Grilled unagi is a delicacy in Japan, popular not only for its flavor but also for its stamina-giving properties. It's traditionally eaten during one of the hottest days of the summer (sometime in late July) to provide strength and vitality for the rest of the year.
(Unaju / Image)

Good unagi combines a rich flavor (a bit like pate) with an appetizing texture, crisp on the outside but tender on the inside. The cooking process is what makes the eel both crisp and tender: The eels are first grilled over hot charcoals, then steamed to remove excess fat, then seasoned with a sweetish sauce and grilled a second time. In the Kansai area (around Osaka) the steaming step is omitted and the eel is grilled longer, burning off the excess fat and producing an even crisper skin.

The ingredients in the sweet basting sauce are important to the final taste of the unagi, and different restaurants have their own secret recipes. The quality of the charcoal used is also important: The best charcoal is made from hard oak wood, and the aromatic smoke adds a special flavor to the eel as it grills.

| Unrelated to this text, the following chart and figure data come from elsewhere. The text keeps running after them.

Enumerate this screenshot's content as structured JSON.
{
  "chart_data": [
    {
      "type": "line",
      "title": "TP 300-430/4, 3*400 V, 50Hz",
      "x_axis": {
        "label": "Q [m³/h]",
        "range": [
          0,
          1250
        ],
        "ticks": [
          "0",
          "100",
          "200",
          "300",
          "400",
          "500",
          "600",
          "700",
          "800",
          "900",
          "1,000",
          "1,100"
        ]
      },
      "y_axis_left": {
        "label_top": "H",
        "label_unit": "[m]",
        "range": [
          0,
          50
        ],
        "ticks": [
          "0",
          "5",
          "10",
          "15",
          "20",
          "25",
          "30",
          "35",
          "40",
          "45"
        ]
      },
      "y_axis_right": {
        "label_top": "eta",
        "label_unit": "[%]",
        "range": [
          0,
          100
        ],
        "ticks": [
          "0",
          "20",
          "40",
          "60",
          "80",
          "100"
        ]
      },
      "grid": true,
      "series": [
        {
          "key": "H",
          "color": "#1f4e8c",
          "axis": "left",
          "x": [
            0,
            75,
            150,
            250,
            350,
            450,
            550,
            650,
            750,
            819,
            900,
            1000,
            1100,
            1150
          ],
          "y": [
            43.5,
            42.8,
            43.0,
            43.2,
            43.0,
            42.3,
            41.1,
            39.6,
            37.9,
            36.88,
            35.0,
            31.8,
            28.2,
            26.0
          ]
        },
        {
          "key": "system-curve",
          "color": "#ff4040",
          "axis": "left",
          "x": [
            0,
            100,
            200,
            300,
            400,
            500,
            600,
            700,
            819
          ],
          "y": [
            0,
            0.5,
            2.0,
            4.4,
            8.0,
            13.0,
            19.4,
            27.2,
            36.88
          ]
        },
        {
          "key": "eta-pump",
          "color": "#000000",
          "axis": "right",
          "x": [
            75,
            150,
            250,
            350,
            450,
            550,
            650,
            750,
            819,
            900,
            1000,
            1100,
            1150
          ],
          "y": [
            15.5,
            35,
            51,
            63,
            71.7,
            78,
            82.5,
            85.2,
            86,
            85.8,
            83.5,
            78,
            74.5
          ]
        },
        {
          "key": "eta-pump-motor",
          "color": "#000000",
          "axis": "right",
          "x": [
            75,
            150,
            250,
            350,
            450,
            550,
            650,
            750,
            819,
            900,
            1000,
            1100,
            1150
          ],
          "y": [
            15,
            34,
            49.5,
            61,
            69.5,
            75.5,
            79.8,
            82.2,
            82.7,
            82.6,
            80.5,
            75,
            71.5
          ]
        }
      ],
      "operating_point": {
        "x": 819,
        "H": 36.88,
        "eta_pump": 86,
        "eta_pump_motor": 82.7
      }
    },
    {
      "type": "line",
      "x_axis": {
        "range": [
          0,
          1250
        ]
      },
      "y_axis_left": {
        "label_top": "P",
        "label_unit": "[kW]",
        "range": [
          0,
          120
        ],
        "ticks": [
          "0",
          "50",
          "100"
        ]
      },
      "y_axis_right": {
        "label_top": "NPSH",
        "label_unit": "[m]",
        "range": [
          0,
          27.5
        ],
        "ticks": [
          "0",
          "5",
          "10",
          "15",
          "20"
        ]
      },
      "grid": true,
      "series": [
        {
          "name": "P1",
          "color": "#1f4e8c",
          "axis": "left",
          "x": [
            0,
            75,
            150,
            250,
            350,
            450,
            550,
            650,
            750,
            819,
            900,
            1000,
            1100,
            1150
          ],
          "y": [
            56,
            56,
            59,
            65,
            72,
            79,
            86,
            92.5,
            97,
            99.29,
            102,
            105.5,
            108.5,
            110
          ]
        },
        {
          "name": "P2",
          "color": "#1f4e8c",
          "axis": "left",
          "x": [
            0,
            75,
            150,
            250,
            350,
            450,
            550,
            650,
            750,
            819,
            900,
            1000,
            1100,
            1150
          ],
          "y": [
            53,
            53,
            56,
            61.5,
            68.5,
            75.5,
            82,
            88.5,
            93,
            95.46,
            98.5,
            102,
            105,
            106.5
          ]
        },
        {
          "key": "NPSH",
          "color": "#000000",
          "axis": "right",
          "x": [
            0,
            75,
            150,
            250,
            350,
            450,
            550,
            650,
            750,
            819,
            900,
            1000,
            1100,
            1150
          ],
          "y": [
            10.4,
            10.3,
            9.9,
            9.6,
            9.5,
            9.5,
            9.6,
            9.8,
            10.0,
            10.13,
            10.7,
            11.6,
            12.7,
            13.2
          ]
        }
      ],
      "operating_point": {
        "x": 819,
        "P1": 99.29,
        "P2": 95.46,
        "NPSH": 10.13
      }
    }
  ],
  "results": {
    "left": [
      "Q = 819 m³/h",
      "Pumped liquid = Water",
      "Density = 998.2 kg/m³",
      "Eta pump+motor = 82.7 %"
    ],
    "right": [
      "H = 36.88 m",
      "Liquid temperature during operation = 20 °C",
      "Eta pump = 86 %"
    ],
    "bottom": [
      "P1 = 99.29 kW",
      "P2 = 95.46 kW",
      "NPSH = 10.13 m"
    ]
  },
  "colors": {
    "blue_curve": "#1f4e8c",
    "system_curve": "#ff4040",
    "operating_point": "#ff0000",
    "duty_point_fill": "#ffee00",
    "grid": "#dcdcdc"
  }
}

As for the eels themselves, the best are caught wild rather than bred in eel farms, with the ideal size between 30 and 50 centimeters (12-20 inches). Fancy unagi restaurants keep tanks full of live eels, and they don't begin preparing your eel until after you've ordered. This process takes a bit of time and patience, but you're guaranteed completely fresh eel, and many diners feel the results are well worth the wait.

Unagi restaurants can be recognized by an elongated Japanese "u" character (the first character in "unagi"), fashioned to resemble an eel and displayed prominently on the shop sign or curtain.

Unagi Dishes

Grilled unagi on skewers without rice is called kabayaki, and it's often served as an hors d'oeuvre with drinks. This same grilled unagi is also served over a bed of rice as a main course, called either unajuu or unagi donburi. Each variety comes in several different sizes.

Eel grilled without sauce is called shirayaki. This plain form of eel is popular with unagi purists. When you order a full-course eel meal you'll be served kimosui, a clear soup made from eel livers. The livers are very nutritious, although not everyone enjoys the taste.

Some unagi restaurants also serve dojO (called loach in English), a small fish related to the eel and caught in local waters in the summer. Some restaurants specialize in dojo, while others concentrate on unagi. The best known dojo dish is yanagawa-nabe, a mild casserole made with boiled dojo, burdock root and eggs.

At the table you may lightly sprinkle your unagi (or dojo) with sansho, a powdered aromatic Japanese pepper.